Exhibition Review: Vogue 100 – A Century of Style
- Bringing an air of sophistication and allure to the spirit-dampening autumn gloom in Manchester, Vogue 100: A Century of Style celebrates British Vogue’s 100th anniversary and is free for all to enjoy at Manchester Art Gallery
A collaborative curation by Vogue’s contributing editor Robin Muir and The National Portrait Gallery, the show was recently transferred from a popular run in London and brings with it the same dazzlingly creative bang. The exhibition features the famous faces of The Beatles, David and Victoria Beckham, David Bowie, Fred Astaire, Naomi Campbell, Kate Moss right down to Princess Diana and even Margaret Thatcher.
Pictures of remarkable calibre from some of the most influential photographers over the last decade are prevalent throughout the entire exhibit. To name a few: David Bailey, Corinne Day, Irving Penn and Cecil Beaton. Along with periodic garments by the world’s leading fashion houses – Alexander McQueen, Christian Dior, Yves Saint Laurent – Vogue 100 boasts not only its impressive look book but more the sheer beauty publications can bring to such attires.
Vogue give outfits a narrative.

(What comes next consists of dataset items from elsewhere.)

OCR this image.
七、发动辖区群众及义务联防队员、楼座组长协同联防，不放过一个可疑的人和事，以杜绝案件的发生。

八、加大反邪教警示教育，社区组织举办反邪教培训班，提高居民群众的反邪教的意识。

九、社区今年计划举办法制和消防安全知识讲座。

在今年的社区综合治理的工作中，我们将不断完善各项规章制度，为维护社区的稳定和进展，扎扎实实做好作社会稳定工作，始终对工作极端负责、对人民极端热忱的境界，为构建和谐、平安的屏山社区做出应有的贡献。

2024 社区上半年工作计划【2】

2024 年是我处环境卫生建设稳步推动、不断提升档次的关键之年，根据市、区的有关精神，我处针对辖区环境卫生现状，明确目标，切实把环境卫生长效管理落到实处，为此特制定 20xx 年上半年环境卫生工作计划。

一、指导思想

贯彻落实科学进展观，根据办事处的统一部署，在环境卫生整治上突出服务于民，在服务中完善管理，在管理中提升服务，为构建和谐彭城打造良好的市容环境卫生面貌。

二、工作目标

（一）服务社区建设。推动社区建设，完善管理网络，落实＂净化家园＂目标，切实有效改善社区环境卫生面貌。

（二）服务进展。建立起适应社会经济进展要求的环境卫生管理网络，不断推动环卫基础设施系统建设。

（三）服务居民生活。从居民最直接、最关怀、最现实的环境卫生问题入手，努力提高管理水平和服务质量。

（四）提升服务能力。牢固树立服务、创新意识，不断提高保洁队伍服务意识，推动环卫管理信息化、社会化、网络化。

Anyone who has a slight interest in fashion would surely agree how the magazine used its immense clout to modernise the way us consumers visualise clothes. This impact has progressed to a degree that involves people buying into the story within their images rather than the actual clothing presented.
Now, I know what many are thinking: “This show is just going to be full of old portraits.”
Far from it.
On entrance to the exhibition, a three-walled, almost three-dimensional cinematic of celebrities such as Cara Delevigne, Brooklyn Beckham and Gigi Hadid certainly abolishes any such scepticisms. The show takes visitors on a journey from the initial handcrafted editions through the ever-rocking sixties, World War 2, past the opulent age of jazz, 90s era and concludes with present day Vogue.
On a more contentious note, the exhibition does little to address the magazine’s over-inclusion of underweight models and reported under-inclusion of black models. Naomi Campbell is one of few black models featured in the show – who is thought to be a catalyst in the alteration of this notorious controversy.
Someone who does appear frequently throughout the display: Kate Moss. Arguably Britain’s most famous face in fashion, the model was scouted at the age of 14 and transported British Vogue to the superior publication it is today. There’s no denying that Moss looks simply divine from every angle – posed or candid.
As well as curating a full artistic spectacle, the team selected a magazine from each year of the last decade – and two utilising the photographic triumphs of Josh Olins’ portrayals of Kate Middleton – in order to craft a unique library of 101 Vogue editions.
Did I mention this was free?
Vogue have surpassed the cliché realms of just putting celebrities on the front cover with nice clothes. Rather, they have fashioned story arcs that pulsate through each publication, allowing a further depth of strikingly distinctive artworks to be appreciated.
Manchester Art Gallery is currently showing Mary Quant: Fashion Icon until 5th November 2017.